I wake up, shower, walk down the hall, and start each day with so much peace. My mornings are a joyous start to the day instead of the MMA fight they were before March. Now we all wake up and welcome the day rather than dread it. Even the kids are voicing how happy they are with our new life. It feels dreamlike sometimes.

I don’t state those things lightly. I actually struggle with how lucky we are during such a hard time for all of humanity. And here is where the perpetual poppycock kicks in and tries to steal my joy. Just to restate the perpetual poppycock melee, my thought tracks constantly hijack my ability to evolve or live my truth. Each and every goal, decision, idea, opinion is riddled with thoughts that squash any actionable items I could do to baby step my way towards my desired end result. Its like I’m constantly running as fast as I can but the ground never moves under my feet.
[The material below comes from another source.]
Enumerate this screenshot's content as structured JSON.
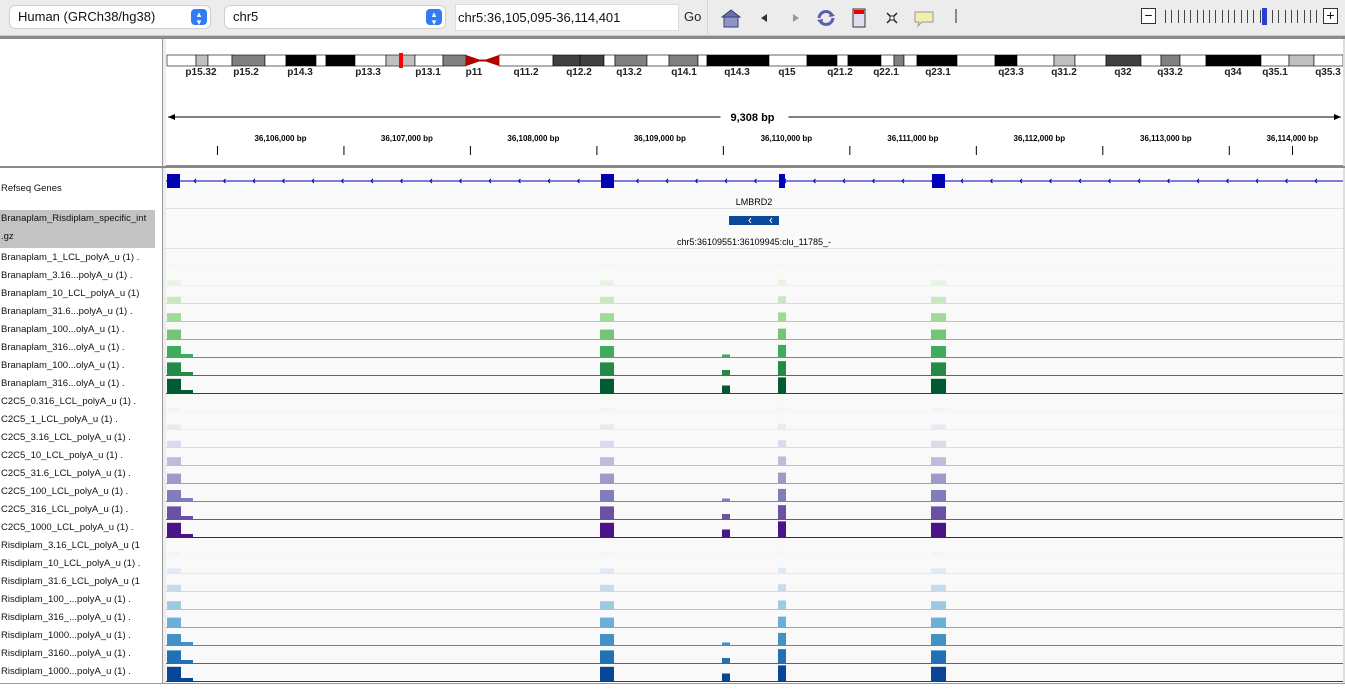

You would think that living a couple of my dreams would mean less stress and greater joy but the reality of pp is that my stress level is quite high and my joy is tinged with the stain of worry. Its ridiculous! I’m stressed about being happy! Who the heck does that? Well, I’m determined to stop. I don’t know how but I’m going to figure it out.

The breakthrough today was a promise I made to myself to start a journal and I’m fulfilling that now. This journal might be the key to helping me focus my thoughts enough to synthesize and take some action. Today I am happy to have the chance to live a couple of my dreams. I LOVE working from home and homeschooling my kids. It’s everything I hoped it would be!